Gaba's 49 page article comments that -
In 1709, Jacob Tonson, the premier publisher of his age, purchased the “copyright” to Shakespeare. Tonson and his family over the next fifty years went on to publish some of the most significant editions of the collected works of Shakespeare, edited by the likes of Nicholas Rowe, Alexander Pope and Samuel Johnson. In many ways, the Tonsons were responsible for the growth of Shakespeare’s popularity and the critical study of his work.
This article discusses the significance of copyright to the Tonsons’ publication decisions. It suggests that the Tonson copyright did not significantly “encourage” their contributions to Shakespeare scholarship. First, Jacob Tonson could not have relied on statutory copyright for protection of his seminal 1709 Rowe edition. Tonson, quite simply, did hold the copyrights at that point, and the Statute of Anne had not yet been introduced, let alone passed, by Parliament. Second, the Tonsons’ publication of later editions would not, as some have asserted, have perpetuated any common law or statutory copyright claim Tonson might have to the works of Shakespeare. Third, although the textual notes and comments contributed by his editors may have been copyrighted, most of the significant editorial contributions to Shakespeare scholarship would not themselves have been subject to copyright protection.
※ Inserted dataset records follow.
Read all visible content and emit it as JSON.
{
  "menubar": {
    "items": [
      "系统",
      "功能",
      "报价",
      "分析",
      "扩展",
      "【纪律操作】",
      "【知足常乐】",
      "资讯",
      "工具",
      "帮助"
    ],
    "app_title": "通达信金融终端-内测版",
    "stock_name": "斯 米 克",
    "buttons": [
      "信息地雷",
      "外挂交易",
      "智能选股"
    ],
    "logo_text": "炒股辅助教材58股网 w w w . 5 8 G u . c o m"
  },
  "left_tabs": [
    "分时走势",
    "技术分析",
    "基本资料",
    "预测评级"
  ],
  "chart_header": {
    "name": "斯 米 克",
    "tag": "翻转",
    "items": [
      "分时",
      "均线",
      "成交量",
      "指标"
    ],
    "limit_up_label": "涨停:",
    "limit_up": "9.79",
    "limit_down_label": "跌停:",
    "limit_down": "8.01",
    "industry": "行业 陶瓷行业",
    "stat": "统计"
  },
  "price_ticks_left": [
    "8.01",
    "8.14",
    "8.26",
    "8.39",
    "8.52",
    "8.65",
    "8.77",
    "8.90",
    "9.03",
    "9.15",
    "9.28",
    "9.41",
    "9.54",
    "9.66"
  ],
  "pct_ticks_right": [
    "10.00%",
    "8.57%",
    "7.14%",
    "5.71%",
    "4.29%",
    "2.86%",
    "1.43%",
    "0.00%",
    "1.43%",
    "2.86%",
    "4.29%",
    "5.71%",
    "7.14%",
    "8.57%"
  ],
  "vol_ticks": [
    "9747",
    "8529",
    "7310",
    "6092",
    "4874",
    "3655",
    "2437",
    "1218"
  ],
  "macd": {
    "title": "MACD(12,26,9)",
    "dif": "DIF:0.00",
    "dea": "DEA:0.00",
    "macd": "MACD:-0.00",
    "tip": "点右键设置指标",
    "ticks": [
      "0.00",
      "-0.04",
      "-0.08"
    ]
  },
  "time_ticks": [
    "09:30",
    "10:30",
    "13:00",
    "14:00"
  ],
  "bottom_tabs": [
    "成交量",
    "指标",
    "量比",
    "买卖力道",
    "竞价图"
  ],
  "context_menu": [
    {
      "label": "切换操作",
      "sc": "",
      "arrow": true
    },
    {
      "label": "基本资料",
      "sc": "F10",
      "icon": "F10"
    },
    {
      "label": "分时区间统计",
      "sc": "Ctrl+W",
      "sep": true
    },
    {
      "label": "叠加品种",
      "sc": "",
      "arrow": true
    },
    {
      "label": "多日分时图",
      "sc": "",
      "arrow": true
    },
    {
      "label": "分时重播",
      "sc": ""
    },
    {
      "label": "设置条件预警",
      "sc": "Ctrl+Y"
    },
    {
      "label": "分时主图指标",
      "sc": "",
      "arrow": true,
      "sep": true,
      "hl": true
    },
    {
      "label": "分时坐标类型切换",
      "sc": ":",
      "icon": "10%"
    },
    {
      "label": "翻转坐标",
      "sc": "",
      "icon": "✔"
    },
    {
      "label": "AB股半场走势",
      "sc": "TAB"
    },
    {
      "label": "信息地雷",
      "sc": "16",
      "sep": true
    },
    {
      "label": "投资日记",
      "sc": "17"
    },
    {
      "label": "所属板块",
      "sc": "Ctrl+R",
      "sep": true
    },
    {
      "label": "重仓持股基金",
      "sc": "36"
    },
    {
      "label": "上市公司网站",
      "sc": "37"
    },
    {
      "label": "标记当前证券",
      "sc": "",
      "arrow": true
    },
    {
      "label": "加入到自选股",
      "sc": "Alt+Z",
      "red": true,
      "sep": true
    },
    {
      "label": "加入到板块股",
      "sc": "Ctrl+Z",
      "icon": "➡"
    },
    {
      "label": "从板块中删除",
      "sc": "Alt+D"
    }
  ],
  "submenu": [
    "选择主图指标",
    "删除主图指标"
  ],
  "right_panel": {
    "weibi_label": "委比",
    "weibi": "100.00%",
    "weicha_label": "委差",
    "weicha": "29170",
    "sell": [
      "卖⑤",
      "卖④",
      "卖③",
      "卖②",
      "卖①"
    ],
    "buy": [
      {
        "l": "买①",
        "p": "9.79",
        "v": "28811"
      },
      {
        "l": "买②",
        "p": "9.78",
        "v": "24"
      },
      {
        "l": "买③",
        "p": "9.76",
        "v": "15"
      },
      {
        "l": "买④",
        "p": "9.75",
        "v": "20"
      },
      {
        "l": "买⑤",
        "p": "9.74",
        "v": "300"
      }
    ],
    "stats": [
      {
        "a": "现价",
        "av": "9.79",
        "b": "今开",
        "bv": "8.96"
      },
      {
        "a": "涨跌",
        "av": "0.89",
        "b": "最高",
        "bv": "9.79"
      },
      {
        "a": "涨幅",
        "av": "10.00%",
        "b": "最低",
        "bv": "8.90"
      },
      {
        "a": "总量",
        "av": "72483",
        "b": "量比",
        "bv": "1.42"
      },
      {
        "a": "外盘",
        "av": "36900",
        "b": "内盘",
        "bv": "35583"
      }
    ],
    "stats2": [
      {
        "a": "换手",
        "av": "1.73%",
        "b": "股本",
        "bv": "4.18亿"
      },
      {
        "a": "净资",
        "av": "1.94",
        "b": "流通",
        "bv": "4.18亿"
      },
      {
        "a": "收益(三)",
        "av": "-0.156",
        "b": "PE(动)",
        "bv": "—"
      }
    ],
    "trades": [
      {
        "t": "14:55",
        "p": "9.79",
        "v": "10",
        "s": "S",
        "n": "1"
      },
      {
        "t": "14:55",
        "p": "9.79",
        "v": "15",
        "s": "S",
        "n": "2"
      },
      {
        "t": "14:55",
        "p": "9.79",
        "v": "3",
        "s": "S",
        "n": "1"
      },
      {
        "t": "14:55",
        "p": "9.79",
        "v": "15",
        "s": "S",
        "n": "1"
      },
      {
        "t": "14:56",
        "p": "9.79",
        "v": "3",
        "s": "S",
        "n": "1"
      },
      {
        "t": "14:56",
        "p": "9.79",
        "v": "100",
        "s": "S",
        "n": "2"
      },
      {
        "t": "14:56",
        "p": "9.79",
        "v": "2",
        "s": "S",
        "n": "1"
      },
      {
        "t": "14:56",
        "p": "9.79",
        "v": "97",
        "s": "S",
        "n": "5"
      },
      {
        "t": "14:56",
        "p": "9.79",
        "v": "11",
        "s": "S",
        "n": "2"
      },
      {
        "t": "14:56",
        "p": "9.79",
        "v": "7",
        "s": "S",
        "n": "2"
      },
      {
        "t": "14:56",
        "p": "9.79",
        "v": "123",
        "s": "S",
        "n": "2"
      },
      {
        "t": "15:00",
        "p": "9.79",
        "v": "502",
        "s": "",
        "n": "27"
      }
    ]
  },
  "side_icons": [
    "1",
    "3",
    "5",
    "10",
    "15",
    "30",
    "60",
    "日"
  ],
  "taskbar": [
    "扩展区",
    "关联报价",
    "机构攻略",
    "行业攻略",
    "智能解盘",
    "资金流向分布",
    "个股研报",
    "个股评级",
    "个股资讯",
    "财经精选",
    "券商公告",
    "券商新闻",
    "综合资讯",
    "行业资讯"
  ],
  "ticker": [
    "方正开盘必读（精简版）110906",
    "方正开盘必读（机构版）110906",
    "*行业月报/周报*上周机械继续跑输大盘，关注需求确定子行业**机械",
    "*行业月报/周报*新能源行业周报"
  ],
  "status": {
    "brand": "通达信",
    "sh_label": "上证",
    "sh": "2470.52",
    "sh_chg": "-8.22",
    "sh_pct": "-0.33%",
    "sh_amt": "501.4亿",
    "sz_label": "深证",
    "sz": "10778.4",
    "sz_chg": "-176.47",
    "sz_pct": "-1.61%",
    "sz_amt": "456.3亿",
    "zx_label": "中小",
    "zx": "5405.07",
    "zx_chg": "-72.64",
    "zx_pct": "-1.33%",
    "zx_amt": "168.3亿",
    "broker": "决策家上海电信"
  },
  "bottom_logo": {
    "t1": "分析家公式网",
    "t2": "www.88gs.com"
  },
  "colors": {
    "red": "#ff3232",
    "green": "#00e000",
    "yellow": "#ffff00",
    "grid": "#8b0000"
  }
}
Selection of plays in the legitimate Shakespeare canon, for example, and selection of the appropriate text from earlier quarto and Folio editions would not have been subject to copyright protection. Fourth, the expansion of public access to cheaper, more widely available editions of the Shakespeare plays arose in spite of, rather than because of, copyright protections. It was a challenge by a book “pirate” that caused the Tonsons, not to seek legal protection through their claimed copyright, but to flood the market with their own cheap editions of the plays.
Finally, the article suggests a reason why the Tonsons, whose name appears as plaintiff in many of the early copyright cases, never sought to litigate their claim to a copyright in Shakespeare. Simply put, litigating a claim to copyright in Shakespeare would have been a poor “test case” to secure what the Bookseller’s sought at that time – a perpetual common law copyright based on the natural rights of authors.
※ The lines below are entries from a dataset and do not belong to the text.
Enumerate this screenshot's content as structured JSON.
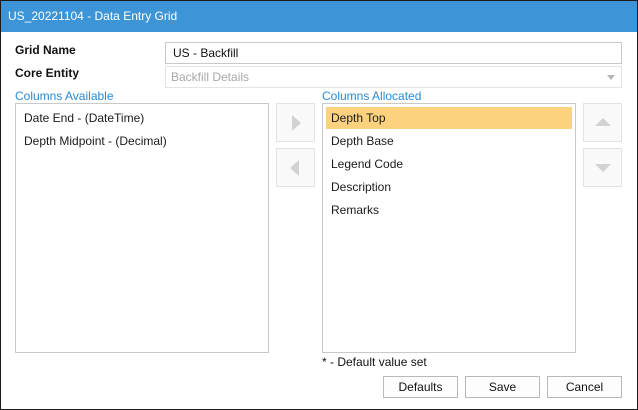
{
  "window": {
    "title": "US_20221104 - Data Entry Grid"
  },
  "form": {
    "grid_name_label": "Grid Name",
    "grid_name_value": "US - Backfill",
    "core_entity_label": "Core Entity",
    "core_entity_value": "Backfill Details"
  },
  "available": {
    "label": "Columns Available",
    "items": [
      "Date End - (DateTime)",
      "Depth Midpoint - (Decimal)"
    ]
  },
  "allocated": {
    "label": "Columns Allocated",
    "selected_index": 0,
    "items": [
      "Depth Top",
      "Depth Base",
      "Legend Code",
      "Description",
      "Remarks"
    ]
  },
  "note": "* - Default value set",
  "buttons": {
    "defaults": "Defaults",
    "save": "Save",
    "cancel": "Cancel"
  },
  "colors": {
    "titlebar": "#3d95d8",
    "accent_label": "#2a8ad2",
    "selection": "#fcd27f"
  },
  "icons": {
    "move_right": "arrow-right-icon",
    "move_left": "arrow-left-icon",
    "move_up": "arrow-up-icon",
    "move_down": "arrow-down-icon",
    "dropdown": "chevron-down-icon"
  }
}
This article suggests that copyright issues, although certainly important, were ancillary to the Tonsons’ publication decisions. Market forces, the protections from competition afforded by a Bookseller cartel, and a respect for Shakespeare’s works, more than copyright protections, appeared to drive the Tonsons’ actions and therefore the growth of Shakespeare scholarship.'Room for One More': The Metaphorics of Physical Space in the Eighteenth-Century Copyright Debate' by Simon Stern in 24 Law and Literature (2012) takes a more theoretical turn, focussing on
literary texts and writings by copyright polemicists – those arguing for and against stronger copyright protection during the eighteenth century. The metaphor of the text as a tract of land has been cited by other commentators on copyright history, but has not been examined closely. Working through a series of writings on imitation and derivative use, the article shows how the metaphor seemed initially to provide an ideal basis for demanding stronger copyright protection and for policing piracy and derivative uses more aggressively, but turned out, in some writers’ hands, to offer yet another means of portraying the literary marketplace as endlessly expansive. Henry Fielding, in his literary journalism, insisted that there was always “room for one more” even in a crowded marketplace, and he invoked a series of legal doctrines to defend the practice of intercommoning and even poaching on a “neighbour” writer’s land. Far from dictating a particular view of the law, the metaphors of copyright are always capable of being revised and reinterpreted to support the writer’s own perspective.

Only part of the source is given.